Artwork by Jacopo Ascari per Feel Class

SHUT IN ECONOMY & NEW NORMAL

INTERVISTA A ELENA MINOZZI


Quali strumenti hanno a disposizione i marketers per rimodulare le strategie, come e dove investire in advertising e molti altri spunti utili in questa intervista a Elena Minozzi, docente dei corsi “Shut In Economy” e “The Next Normal”.
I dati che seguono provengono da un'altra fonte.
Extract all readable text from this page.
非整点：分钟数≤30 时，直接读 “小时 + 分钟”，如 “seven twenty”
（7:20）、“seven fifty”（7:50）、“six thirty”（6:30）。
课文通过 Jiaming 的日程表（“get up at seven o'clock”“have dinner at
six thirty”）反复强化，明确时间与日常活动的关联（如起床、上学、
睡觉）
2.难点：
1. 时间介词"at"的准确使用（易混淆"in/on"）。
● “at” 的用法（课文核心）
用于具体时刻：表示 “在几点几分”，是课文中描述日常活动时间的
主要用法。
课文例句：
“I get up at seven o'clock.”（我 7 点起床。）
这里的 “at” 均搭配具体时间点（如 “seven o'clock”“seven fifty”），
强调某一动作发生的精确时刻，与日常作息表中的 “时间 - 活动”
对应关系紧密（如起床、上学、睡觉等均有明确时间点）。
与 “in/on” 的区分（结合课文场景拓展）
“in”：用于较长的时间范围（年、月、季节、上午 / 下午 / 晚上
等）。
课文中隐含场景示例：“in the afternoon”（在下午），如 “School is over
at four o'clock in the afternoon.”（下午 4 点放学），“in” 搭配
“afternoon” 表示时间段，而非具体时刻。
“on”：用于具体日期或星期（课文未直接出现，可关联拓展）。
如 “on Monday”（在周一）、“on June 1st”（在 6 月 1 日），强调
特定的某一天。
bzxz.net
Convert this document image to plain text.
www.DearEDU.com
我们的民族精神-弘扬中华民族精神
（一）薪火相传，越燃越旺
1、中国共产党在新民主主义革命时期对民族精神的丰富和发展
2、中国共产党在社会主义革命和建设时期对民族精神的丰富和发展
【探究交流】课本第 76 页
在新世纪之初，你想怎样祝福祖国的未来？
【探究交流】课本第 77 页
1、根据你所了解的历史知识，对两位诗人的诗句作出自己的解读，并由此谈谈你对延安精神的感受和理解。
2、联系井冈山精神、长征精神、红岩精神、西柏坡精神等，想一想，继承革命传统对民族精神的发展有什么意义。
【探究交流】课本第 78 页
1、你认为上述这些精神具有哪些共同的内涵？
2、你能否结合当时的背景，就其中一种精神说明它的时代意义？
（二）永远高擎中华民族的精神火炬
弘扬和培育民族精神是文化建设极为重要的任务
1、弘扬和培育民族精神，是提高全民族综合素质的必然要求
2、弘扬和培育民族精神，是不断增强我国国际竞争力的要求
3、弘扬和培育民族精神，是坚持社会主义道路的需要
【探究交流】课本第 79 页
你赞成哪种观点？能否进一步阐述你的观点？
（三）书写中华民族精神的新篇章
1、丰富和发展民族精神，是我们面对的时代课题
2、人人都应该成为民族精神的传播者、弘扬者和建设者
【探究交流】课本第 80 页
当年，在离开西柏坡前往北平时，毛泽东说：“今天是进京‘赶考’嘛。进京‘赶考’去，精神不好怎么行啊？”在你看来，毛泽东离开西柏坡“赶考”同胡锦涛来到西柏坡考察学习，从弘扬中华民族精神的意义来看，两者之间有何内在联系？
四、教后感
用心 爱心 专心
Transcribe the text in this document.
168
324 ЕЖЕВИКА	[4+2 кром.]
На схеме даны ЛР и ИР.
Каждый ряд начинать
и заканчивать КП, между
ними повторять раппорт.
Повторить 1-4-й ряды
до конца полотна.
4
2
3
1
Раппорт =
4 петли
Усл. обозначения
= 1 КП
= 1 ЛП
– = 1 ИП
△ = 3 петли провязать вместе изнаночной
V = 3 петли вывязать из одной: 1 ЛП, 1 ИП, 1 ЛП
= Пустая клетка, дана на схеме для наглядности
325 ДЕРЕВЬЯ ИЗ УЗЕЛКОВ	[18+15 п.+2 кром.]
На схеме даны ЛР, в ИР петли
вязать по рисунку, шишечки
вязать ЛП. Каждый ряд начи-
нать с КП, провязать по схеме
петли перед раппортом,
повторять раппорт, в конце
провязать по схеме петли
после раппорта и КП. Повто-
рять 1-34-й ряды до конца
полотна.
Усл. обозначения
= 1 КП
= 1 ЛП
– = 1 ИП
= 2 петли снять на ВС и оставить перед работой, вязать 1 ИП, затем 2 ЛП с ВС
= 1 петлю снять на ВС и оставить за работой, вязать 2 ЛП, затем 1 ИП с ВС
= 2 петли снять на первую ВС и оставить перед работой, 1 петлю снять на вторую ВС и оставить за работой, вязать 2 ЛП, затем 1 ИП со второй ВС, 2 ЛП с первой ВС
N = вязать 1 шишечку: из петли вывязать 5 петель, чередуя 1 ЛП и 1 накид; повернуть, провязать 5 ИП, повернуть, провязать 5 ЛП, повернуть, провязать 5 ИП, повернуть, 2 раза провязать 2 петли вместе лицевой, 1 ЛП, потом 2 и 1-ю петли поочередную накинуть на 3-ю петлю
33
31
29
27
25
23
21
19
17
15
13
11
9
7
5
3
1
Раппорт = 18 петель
New Normal: dati da interpretare per ricostruire una connessione tra numeri e persone. Come si potrà fare?

Negli ultimi mesi cambiamento e incertezza sono stati le variabili che hanno governato le nostre giornate. Sono cambiati, di settimana in settimana, gli stati d’animo, le abitudini, le modalità di acquisto, le priorità, l’approccio al mondo dei social network e più in generale la fruizione dei vari media, il modo di lavorare. E tutte queste variabili continueranno ad evolvere, verso direzioni ancora incerte.

Se infatti da un lato l’incertezza continua a predominare, non c’è dubbio però su come la chiave del successo, ora più che mai, risieda nella capacità di prevedere, almeno in parte, quali saranno le evoluzioni nel breve, medio e lungo termine e prepararsi adattando la propria strategia di conseguenza.

Come farlo? Sicuramente l’analisi dei dati e lo studio di quanto si sta verificando settimana dopo settimana sono un ottimo punto di partenza.

A tal proposito, da inizio marzo siamo stati bombardati da centinaia di articoli, test, report, survey che cercavano di analizzare la nuova situazione sotto vari punti di vista.

Qualcosa di nuovo da imparare? Senza dubbio. Molta confusione e difficoltà di trovare una quadra finale? Anche.

Nel corso sulla Shut In Economy abbiamo provato a mettere almeno un po’ di ordine tra i vari dati e considerazioni emersi, evidenziando quelli che potessero essere di maggiore interesse per chi si occupa di marketing. Base propedeutica fondamentale per approcciarsi poi al Next Normal.

 

INTELLIGENZA ARTIFICIALE ED EVENTI ONLINE: QUALI SONO GLI STRUMENTI CHE I MARKETERS HANNO A DISPOSIZIONE PER RIMODULARE LE STRATEGIE?

Ad essere più impattate dal social distancing sono le variabili di comunicazione che presupponevano un contatto fisico, eventi e in store activation, componenti però vitali per il marketing di molte aziende, soprattutto nei settori della moda e del lusso.

Purtroppo il ritorno ad assembramenti non avverrà sicuramente per molto tempo – finché non si troverà un vaccino perlomeno -, risulta quindi necessario pensare a nuove modalità di far vivere gli eventi online.  Vanno trovate soluzioni creative, capaci di far leva sullo storytelling, per preservare gli eventi come connettore emozionale tra il brand e la community e in questo la tecnologia diventa un’aiutante fondamentale. Attenzione però ad un aspetto fondamentale: è essenziale che non si tratti solo di eventi fisici semplicemente filmati e proposti a una audience online, ma ci sia un vero e proprio shift verso un’ attitudine digital-first.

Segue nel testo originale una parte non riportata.